Elise’s hope for the next 5–10 years
She wants early diagnosis to become normal, not rare luck.
She wants mandatory training for clinicians, universal access to compression and conservative care, clear guidelines around hormones and contraception, and mental health support integrated into lipedema care.
If she could deliver one sentence to health authorities, it would be: Believe women the first time.
If you’ve just discovered lipedema and you feel overwhelmed
Elise’s first advice is simple: don’t panic. Start small. Build step-by-step.
A little movement. Compression. One food change at a time. Tracking what your body does. Finding your community. Talking to someone who gets it.
She sees connection as part of treatment—not because it cures the tissue, but because it reduces the isolation that makes everything heavier.
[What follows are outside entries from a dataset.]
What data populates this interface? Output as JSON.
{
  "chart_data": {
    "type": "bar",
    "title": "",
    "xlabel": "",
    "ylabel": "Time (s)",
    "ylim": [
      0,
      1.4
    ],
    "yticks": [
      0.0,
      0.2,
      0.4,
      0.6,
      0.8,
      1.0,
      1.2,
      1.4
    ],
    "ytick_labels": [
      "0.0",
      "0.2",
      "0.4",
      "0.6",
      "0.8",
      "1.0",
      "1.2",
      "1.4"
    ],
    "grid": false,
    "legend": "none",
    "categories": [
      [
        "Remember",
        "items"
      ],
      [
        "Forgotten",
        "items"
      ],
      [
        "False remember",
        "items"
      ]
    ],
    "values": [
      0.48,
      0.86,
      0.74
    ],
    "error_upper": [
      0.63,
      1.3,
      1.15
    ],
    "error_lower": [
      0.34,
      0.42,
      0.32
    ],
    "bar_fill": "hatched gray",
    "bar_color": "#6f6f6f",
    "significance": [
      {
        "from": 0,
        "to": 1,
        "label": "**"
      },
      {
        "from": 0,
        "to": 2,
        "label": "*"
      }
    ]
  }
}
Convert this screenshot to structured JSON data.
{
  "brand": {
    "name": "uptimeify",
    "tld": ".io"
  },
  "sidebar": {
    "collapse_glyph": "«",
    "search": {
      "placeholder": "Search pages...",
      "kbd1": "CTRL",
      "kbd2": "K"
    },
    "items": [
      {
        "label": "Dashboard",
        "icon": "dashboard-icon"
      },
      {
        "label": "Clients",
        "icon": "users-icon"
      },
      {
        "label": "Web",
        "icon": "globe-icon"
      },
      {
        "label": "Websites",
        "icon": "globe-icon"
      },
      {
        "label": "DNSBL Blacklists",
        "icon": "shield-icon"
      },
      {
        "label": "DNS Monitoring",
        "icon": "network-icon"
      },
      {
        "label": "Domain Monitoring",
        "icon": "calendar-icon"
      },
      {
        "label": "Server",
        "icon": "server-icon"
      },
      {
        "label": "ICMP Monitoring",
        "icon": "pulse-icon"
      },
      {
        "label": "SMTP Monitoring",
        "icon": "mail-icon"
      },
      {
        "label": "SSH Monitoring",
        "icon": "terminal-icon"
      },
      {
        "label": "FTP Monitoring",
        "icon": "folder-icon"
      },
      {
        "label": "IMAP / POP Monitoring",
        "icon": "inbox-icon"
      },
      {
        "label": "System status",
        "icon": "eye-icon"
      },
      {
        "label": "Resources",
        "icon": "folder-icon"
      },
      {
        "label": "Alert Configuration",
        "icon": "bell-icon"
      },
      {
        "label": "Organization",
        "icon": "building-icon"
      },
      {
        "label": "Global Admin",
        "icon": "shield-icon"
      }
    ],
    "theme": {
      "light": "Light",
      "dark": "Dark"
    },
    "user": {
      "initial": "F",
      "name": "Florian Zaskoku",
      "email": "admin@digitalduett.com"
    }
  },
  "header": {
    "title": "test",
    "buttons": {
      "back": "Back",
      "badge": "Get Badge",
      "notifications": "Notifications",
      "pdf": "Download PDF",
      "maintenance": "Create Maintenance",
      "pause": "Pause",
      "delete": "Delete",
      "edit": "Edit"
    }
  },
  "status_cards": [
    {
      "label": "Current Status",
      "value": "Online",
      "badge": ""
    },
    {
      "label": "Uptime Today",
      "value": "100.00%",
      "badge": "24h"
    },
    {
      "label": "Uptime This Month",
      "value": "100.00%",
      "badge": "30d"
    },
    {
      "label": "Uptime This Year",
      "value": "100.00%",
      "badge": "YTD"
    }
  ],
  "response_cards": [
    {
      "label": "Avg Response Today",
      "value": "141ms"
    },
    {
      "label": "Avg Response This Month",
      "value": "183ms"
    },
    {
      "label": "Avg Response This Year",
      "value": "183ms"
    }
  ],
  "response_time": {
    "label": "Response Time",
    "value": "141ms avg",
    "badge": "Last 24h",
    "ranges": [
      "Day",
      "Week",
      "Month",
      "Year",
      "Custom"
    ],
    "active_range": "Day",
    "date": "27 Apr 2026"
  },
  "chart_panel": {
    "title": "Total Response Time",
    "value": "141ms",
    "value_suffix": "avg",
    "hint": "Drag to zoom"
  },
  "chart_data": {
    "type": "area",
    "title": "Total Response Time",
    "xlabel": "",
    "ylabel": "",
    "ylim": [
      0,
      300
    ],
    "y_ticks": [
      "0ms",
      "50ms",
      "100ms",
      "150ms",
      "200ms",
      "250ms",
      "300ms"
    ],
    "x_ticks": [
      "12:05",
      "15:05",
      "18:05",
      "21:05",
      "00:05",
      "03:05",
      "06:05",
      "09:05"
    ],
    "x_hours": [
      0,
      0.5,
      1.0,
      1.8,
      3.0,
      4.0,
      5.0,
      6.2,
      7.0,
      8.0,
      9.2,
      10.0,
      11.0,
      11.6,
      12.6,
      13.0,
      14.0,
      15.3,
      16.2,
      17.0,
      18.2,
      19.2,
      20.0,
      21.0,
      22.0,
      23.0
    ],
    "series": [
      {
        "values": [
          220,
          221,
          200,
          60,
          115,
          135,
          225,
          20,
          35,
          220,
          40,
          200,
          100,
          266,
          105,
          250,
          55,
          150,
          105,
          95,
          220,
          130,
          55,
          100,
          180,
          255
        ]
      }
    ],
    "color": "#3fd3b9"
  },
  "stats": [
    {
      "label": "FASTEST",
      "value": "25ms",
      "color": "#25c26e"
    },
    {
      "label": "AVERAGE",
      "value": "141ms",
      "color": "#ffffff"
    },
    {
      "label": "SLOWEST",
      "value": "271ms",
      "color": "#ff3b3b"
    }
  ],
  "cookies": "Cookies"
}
What we can learn from Elise’s story
1. Diagnosis is not the end of hope—it’s the start of strategy
A name doesn’t fix everything, but it changes your direction. It helps you stop fighting yourself and start advocating for real care.
2. Your basics matter more than your extremes
Consistency—movement, compression, inflammation-aware food choices, and stress protection—can change daily life even when the condition is chronic.
3. Visibility is a form of care
Elise found her own path because other women dared to be seen. When one woman shares honestly, another woman gets answers sooner. That’s how the map spreads.